Oleh: Prof. Dr. Hannani, Guru Besar Hukum Islam/Rektor IAIN Parepare
DALAM kehidupan sehari-hari, kita sering dihadapkan pada pilihan antara kepentingan pribadi dan kepentingan umum.
Islam, melalui ajaran-ajarannya yang komprehensif, memberikan panduan tentang bagaimana seharusnya kita menyeimbangkan keduanya.
Salah satu kaidah fiqh yang dapat dipedomani, yaitu “al-amal al-mutaaddi afdalu min al-amal al-qashir”, yang berarti: Amal sosial yang berimplikasi luas lebih utama daripada amal individu.

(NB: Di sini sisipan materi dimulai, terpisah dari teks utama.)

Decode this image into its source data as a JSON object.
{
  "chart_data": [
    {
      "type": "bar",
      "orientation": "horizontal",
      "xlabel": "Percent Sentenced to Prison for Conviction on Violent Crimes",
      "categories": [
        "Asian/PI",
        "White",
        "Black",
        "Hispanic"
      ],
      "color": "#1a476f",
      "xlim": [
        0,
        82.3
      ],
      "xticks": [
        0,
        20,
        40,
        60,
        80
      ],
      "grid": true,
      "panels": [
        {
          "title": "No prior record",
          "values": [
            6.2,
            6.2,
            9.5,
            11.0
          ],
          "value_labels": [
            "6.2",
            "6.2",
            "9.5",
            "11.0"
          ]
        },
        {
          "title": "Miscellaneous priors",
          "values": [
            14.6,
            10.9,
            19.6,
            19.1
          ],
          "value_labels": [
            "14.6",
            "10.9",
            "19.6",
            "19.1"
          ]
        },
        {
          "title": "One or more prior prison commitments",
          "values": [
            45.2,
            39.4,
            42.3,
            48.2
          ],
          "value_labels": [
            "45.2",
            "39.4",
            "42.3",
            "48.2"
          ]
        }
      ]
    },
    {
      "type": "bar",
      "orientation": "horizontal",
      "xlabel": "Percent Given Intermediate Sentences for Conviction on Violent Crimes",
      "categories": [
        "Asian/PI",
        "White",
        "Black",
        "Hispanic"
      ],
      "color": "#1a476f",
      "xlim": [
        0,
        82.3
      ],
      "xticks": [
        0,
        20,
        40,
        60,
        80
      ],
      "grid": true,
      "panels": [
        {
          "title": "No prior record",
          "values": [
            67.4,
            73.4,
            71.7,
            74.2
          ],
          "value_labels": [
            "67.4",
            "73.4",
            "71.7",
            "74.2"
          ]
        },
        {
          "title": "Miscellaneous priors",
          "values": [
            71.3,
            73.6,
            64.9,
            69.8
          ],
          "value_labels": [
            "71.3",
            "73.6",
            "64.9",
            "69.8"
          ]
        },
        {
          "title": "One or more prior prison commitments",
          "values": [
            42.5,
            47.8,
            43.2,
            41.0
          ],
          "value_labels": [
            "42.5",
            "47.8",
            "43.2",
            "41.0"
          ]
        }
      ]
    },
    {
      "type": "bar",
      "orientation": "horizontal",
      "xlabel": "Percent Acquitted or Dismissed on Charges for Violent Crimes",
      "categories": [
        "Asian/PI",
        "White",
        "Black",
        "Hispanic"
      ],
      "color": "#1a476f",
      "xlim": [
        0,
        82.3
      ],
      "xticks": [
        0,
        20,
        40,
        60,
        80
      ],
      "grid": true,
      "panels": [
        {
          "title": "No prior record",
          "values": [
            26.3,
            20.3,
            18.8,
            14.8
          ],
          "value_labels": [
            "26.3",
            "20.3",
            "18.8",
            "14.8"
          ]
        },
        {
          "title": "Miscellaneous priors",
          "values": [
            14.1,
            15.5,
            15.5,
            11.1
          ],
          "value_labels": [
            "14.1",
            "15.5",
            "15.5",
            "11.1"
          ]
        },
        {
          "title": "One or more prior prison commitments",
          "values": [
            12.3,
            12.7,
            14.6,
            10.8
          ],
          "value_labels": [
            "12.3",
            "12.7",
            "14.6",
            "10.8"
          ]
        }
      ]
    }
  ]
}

Prinsip ini mengajarkan kita untuk selalu mendahulukan kebaikan bersama di atas kepentingan pribadi.
Kisah Nabi Ibrahim AS yang rela mengorbankan putranya, Ismail AS, atas perintah Allah, adalah salah satu contoh paling ikonik dalam sejarah Islam tentang pengorbanan dan ketaatan yang tulus.
Perintah ini adalah ujian keimanan terbesar bagi Nabi Ibrahim, yang dengan ikhlas dan tanpa ragu bersedia melaksanakannya demi ketaatan kepada Allah.
Namun, pada saat terakhir, Allah menggantikan Ismail dengan seekor domba, menandakan bahwa pengorbanan terbesar Nabi Ibrahim adalah bukti keimanannya, bukan tindakan fisiknya.
Pengorbanan Nabi Ibrahim AS bukan sekadar cerita tentang ketaatan, tetapi juga tentang melepaskan ego dan nafsu duniawi demi mencapai ridha Allah.